Access to eating disorder services and community mental health services will also be improved, while the Department for Education has invested £8 million in the well-being for education return programme, which includes training for school staff to support pupils emotionally.

Elsewhere in the UK similar steps are being taken. In Scotland, a £15 million fund has been set aside to pay for ‘enhanced’ community teams and counsellors for school.

The extra money is being welcomed, but nurses working with some of the most vulnerable children are concerned there has been a lack of focus on young people at particular risk, such as those in mental health hospitals and caught up in the youth justice system.

Some receiving support in the community have had therapy put on hold

Child and adolescent mental health clinical nurse specialist Melissa Beaumont, who is chair of the London Youth Justice CAMHS Forum, says there has been a notable lack of consideration given to children in these situations.
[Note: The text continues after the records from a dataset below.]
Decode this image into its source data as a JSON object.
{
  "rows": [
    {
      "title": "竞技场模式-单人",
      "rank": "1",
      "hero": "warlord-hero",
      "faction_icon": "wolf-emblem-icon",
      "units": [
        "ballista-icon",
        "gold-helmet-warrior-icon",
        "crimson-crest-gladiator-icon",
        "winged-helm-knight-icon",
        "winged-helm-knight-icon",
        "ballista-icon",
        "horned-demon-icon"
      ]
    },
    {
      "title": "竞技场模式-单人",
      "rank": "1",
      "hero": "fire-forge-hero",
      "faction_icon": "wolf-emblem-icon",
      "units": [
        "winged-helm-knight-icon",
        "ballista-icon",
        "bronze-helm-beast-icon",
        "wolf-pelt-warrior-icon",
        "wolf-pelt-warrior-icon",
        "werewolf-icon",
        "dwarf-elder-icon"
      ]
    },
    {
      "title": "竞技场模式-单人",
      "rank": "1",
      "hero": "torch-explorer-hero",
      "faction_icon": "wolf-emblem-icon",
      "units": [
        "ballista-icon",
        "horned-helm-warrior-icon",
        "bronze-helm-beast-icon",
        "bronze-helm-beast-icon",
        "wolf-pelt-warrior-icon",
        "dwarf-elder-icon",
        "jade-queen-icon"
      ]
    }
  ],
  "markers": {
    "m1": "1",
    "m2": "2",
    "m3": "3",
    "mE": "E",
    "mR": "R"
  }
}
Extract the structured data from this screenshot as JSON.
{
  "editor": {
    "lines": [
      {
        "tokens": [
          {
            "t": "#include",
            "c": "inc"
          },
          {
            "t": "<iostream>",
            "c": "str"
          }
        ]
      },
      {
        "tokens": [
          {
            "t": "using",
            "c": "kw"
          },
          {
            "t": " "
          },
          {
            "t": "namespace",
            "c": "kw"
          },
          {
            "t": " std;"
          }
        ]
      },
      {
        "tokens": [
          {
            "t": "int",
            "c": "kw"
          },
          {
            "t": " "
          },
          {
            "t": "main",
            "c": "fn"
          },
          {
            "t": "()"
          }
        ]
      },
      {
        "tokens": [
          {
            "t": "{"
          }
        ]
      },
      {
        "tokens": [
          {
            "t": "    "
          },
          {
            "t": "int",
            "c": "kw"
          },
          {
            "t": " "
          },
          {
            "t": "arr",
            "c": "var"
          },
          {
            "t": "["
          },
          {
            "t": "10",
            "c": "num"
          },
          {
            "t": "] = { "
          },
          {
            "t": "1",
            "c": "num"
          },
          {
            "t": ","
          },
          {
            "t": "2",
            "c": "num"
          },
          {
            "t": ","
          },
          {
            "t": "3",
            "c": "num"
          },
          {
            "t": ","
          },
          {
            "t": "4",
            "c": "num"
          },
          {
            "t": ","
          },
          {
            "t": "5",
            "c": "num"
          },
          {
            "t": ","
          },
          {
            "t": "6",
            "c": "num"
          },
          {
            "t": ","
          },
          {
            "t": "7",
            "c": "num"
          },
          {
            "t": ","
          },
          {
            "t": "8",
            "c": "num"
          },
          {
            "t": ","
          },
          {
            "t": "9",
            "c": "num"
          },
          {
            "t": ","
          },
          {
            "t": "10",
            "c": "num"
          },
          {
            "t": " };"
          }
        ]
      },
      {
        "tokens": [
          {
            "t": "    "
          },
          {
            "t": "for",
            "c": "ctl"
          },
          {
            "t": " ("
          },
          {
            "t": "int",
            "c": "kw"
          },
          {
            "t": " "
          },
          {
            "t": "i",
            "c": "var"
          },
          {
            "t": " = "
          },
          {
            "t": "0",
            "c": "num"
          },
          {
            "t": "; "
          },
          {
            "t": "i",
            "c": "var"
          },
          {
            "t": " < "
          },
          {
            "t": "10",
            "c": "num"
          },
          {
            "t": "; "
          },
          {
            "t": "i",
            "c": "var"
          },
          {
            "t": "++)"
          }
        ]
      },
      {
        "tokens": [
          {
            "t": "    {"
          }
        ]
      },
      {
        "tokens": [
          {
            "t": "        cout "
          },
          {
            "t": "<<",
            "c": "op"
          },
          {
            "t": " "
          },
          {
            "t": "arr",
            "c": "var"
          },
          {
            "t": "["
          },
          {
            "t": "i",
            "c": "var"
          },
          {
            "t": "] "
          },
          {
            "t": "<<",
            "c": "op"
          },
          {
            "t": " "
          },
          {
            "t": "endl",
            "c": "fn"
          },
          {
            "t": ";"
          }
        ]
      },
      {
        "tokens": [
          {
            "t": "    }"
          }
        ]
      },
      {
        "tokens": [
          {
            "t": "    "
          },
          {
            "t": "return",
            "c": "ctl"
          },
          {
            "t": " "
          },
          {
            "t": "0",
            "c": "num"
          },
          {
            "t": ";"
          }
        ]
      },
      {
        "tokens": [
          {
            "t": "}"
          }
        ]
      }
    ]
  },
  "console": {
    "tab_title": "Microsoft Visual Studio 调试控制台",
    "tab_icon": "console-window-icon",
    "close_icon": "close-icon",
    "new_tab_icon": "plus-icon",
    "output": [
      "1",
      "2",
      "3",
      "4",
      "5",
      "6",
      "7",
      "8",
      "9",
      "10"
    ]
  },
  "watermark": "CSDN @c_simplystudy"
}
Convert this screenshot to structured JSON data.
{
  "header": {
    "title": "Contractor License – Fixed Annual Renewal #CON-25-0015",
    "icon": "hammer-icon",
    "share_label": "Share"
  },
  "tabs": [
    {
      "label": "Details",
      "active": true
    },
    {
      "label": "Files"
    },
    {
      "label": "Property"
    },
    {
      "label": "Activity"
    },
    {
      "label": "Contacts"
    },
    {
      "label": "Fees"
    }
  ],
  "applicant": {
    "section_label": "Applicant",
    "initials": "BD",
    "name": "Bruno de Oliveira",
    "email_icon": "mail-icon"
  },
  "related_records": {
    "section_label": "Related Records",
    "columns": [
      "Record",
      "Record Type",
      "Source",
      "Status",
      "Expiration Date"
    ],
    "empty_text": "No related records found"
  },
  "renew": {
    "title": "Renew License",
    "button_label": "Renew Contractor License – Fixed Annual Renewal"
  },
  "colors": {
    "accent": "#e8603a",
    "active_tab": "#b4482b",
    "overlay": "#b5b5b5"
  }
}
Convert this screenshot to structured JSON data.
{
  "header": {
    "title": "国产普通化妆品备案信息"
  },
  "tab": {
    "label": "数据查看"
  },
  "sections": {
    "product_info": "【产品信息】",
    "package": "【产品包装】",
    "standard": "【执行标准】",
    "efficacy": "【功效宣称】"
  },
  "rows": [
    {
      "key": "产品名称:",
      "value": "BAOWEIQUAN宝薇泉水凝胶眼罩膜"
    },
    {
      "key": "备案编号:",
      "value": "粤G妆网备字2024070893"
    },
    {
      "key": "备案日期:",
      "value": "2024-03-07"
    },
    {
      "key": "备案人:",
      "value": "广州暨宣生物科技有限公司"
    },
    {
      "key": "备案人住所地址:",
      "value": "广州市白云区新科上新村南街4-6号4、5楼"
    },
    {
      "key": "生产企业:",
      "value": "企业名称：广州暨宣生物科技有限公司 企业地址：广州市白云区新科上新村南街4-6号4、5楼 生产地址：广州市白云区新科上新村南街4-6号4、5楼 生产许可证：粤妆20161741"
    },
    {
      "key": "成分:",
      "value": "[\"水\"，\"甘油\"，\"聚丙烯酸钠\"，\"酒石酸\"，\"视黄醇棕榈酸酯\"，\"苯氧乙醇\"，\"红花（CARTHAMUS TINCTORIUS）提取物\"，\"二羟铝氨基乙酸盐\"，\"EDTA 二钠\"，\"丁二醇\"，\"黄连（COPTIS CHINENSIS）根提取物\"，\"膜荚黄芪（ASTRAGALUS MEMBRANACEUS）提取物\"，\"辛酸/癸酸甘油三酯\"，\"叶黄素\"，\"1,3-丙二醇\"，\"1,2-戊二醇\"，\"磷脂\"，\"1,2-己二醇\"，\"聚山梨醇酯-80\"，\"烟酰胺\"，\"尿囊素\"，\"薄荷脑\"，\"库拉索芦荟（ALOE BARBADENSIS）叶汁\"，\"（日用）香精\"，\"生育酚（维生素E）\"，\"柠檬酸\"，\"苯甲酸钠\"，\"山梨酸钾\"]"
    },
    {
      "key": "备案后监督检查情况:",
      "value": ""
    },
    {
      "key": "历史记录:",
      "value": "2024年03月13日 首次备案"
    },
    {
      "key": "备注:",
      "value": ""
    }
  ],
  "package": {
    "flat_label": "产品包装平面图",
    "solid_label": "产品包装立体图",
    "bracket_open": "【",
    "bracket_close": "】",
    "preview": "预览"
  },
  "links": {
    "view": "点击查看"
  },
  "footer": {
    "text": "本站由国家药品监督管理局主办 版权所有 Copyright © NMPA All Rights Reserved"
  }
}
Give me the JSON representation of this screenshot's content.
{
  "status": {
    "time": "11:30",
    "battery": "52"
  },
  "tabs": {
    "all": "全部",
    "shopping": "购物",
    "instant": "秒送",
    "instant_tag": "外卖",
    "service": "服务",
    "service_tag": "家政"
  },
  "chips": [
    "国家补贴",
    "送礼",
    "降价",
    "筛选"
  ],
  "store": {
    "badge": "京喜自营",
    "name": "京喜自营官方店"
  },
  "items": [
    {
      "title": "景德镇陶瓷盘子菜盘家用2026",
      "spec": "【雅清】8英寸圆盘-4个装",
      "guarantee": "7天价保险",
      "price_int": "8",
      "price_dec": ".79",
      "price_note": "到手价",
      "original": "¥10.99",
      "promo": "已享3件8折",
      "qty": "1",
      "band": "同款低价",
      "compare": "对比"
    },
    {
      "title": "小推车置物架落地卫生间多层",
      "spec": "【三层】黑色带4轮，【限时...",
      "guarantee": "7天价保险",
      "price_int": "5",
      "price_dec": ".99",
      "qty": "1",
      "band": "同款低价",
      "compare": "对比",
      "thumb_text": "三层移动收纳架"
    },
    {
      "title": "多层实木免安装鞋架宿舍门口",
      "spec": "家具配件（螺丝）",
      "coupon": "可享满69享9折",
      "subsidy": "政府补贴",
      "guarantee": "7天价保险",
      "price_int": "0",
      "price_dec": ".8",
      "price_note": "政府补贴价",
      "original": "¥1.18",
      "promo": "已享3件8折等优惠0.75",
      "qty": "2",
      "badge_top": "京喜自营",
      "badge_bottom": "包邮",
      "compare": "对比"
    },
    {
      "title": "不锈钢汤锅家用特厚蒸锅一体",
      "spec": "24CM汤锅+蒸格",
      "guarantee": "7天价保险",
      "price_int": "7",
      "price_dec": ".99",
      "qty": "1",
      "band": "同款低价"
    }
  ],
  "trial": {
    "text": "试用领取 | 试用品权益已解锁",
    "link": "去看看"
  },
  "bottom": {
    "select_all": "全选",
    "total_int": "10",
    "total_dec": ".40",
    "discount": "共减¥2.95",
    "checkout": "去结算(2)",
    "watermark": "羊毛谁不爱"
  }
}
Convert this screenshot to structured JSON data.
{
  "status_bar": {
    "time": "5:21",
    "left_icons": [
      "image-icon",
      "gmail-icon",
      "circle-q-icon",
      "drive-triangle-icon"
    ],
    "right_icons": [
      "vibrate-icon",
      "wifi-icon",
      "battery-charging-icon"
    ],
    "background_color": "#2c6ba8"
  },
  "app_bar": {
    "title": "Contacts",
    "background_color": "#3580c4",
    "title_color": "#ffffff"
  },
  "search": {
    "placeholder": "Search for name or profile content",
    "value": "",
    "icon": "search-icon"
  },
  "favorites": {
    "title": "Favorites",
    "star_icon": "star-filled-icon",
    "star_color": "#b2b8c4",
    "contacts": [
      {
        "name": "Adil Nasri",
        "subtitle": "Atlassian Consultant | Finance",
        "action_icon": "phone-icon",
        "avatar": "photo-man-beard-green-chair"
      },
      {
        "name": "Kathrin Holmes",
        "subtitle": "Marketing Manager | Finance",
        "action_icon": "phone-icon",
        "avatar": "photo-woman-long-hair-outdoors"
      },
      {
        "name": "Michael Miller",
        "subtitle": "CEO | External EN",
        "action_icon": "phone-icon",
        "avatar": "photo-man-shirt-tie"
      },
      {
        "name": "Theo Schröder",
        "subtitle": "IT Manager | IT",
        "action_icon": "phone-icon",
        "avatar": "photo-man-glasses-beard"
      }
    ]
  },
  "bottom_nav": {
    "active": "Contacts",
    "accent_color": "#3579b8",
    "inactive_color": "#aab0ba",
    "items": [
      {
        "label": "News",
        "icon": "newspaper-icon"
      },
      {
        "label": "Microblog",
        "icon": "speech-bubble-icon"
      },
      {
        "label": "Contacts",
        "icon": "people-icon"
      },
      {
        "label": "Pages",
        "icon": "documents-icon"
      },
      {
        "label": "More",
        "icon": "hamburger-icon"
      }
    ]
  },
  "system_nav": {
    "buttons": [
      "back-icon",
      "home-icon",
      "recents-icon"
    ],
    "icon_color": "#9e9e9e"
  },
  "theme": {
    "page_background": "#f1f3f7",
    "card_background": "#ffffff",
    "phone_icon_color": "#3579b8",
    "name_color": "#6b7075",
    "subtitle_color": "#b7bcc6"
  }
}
She and others working in the field have produced a report for the British Psychological Society’s Psychologist journal warning about the problems.

Child and adolescent mental health clinical nurse specialist Melissa Beaumont
Melissa Beaumont Picture: Twitter

She says those in secure settings have had to go without contact with families because of restrictions on visiting, while educational help and support post-discharge has been lacking. She is aware of children being kept in cells for 22 hours a day.

Meanwhile, those who receive support in the community have had therapy put on hold or had to make do with online appointments and brief face-to-face meetings ‘on the doorstep’.

Ms Beaumont said: ‘Short-term thinking will have long-term consequences, leading to increased social and personal questions. Not meeting the needs of these young people now may well lead to increases in risk both to themselves and to the public.’

The whole of society will need to make children a priority

RCN children and young people’s staying healthy forum lead for mental health Gemma Trainor says such accounts show just how much children and young people across the spectrum have been affected.

‘The needs of young people and the harm that has been caused has had to be put to one side to deal with the immediate crisis,’ says Dr Trainor.

RCN children and young people’s staying healthy forum lead for mental health Gemma Trainor
Gemma Trainor

‘That may be understandable but we now need a real focus on their emotional and mental health. We need to be proactive. We need to approach it believing that every child is going to need some sort of support.

‘For most it may be low-level emotional support, getting them to talk about how it has affected them. But others – those at risk of self-harm, eating disorders or post-traumatic stress disorder, those where domestic abuse is a concern and those who are or could end up in the youth justice system and as inpatients – will need more intensive help.

‘This goes beyond what nurses and the mental health system can do on their own – it is going to need the whole of society to make children a priority.’